Dodo/Lurker is another suite-like track that was originally part of something larger, apparently. The song has a funky bubbling drum thrust and some urgent sounding vocals, but Dodo elicits a tad less sympathy than Duke-o because Duke was a real person and Dodo is what, a bird? Even Phil does not know where he goes or what he really does. Like the crime at the heart of the dismal Who Dunnit, Phil is shadowboxing with his heartbreak here rather than confronting the crimes head-on, and it becomes circumspect. The 8 bar breakdown with the odd synth line doesn't help explain things either, only complicates without discernible cause. Thus, despite the interesting guitar pluck section, a decent chorus and an interesting loopy Banks solo, it is not as strong a piece as Duke's Travels.

Still, It does entertain with Genesis' newfound mastery of the single synth line carrying a whole song rather than trying to orchestrate a mini symphony every time, which is a relief. It's somehow more accessible and less accessible than many of Duke's more melodically rich songs, capturing the new Genesis (while leaving off Naminanu and other strong tracks because they don't fit this new machine mold).

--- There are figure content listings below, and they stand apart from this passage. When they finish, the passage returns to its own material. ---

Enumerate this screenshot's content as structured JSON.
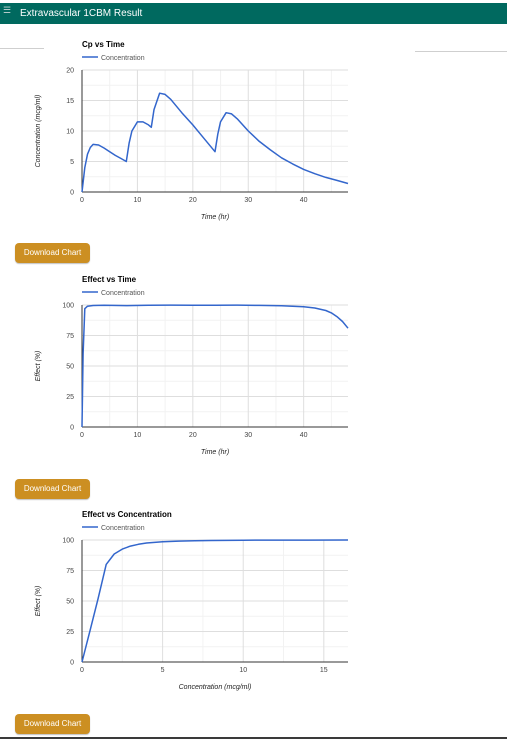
{
  "window": {
    "title": "Extravascular 1CBM Result"
  },
  "buttons": {
    "download": "Download Chart"
  },
  "colors": {
    "header": "#00695f",
    "button": "#cc8f22",
    "series": "#3366cc"
  },
  "chart_data": [
    {
      "type": "line",
      "title": "Cp vs Time",
      "xlabel": "Time (hr)",
      "ylabel": "Concentration (mcg/ml)",
      "xlim": [
        0,
        48
      ],
      "ylim": [
        0,
        20
      ],
      "xticks": [
        0,
        10,
        20,
        30,
        40
      ],
      "yticks": [
        0,
        5,
        10,
        15,
        20
      ],
      "legend": "top-left",
      "grid": true,
      "series": [
        {
          "name": "Concentration",
          "x": [
            0,
            0.5,
            1,
            1.5,
            2,
            3,
            4,
            5,
            6,
            7,
            8,
            8.5,
            9,
            10,
            11,
            12,
            12.5,
            13,
            14,
            15,
            16,
            18,
            20,
            22,
            24,
            24.5,
            25,
            26,
            27,
            28,
            30,
            32,
            34,
            36,
            38,
            40,
            42,
            44,
            46,
            48
          ],
          "y": [
            0,
            4,
            6.2,
            7.3,
            7.8,
            7.7,
            7.2,
            6.6,
            6.0,
            5.5,
            5.0,
            8.0,
            10.0,
            11.5,
            11.5,
            11.0,
            10.6,
            13.5,
            16.2,
            16.0,
            15.2,
            13.0,
            11.0,
            8.8,
            6.6,
            9.5,
            11.5,
            13.0,
            12.8,
            12.0,
            10.0,
            8.3,
            6.9,
            5.6,
            4.6,
            3.7,
            3.0,
            2.4,
            1.9,
            1.4
          ]
        }
      ]
    },
    {
      "type": "line",
      "title": "Effect vs Time",
      "xlabel": "Time (hr)",
      "ylabel": "Effect (%)",
      "xlim": [
        0,
        48
      ],
      "ylim": [
        0,
        100
      ],
      "xticks": [
        0,
        10,
        20,
        30,
        40
      ],
      "yticks": [
        0,
        25,
        50,
        75,
        100
      ],
      "legend": "top-left",
      "grid": true,
      "series": [
        {
          "name": "Concentration",
          "x": [
            0,
            0.2,
            0.5,
            1,
            2,
            4,
            8,
            12,
            16,
            20,
            24,
            28,
            32,
            36,
            40,
            42,
            44,
            45,
            46,
            47,
            48
          ],
          "y": [
            0,
            60,
            97,
            99,
            99.6,
            99.8,
            99.5,
            99.8,
            99.9,
            99.8,
            99.8,
            99.9,
            99.7,
            99.4,
            98.5,
            97.5,
            95.5,
            93.5,
            90.5,
            86.5,
            81
          ]
        }
      ]
    },
    {
      "type": "line",
      "title": "Effect vs Concentration",
      "xlabel": "Concentration (mcg/ml)",
      "ylabel": "Effect (%)",
      "xlim": [
        0,
        16.5
      ],
      "ylim": [
        0,
        100
      ],
      "xticks": [
        0,
        5,
        10,
        15
      ],
      "yticks": [
        0,
        25,
        50,
        75,
        100
      ],
      "legend": "top-left",
      "grid": true,
      "series": [
        {
          "name": "Concentration",
          "x": [
            0,
            0.5,
            1,
            1.5,
            2,
            2.5,
            3,
            3.5,
            4,
            5,
            6,
            7,
            8,
            10,
            12,
            14,
            16.5
          ],
          "y": [
            0,
            26,
            52,
            80,
            88.5,
            92.5,
            95,
            96.5,
            97.5,
            98.6,
            99.1,
            99.4,
            99.6,
            99.8,
            99.9,
            99.9,
            100
          ]
        }
      ]
    }
  ]
}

Then of course, the 808 sound finally makes a strong appearance in the form of Man on The Corner, a dry run for the big drum ending of Face Value and was another breakout single that allowed Phil to capture the sound as their signature, a little shaft of modern electronica light emanating from the mostly rock prism. The last two songs Like It Or Not and Another Record close the album out fairly strong but they are not necessarily top shelf tracks. Like it or Not has the vocal yearning of Duke but it sounds like a rock song instead of a pop song due to the tempo and the self-pitying lyrics. (He doesn't recognize her, she just's another face, but why doesn't she come back anyway? Wow, talk about passive aggressive). Another Record starts as a meandering Duke outtake, has a moment of pop piano, and then devolves into a drum workout for Phil without extending either of the previous melodic ideas much. The vocals are a little histrionic for the less interesting lyrical thrust but they "work" much as most of the music Genesis will produce in the next decade does because by by this point in his career Phil is a master and Genesis has become the tuned and toned popular music machine we all know and hate today.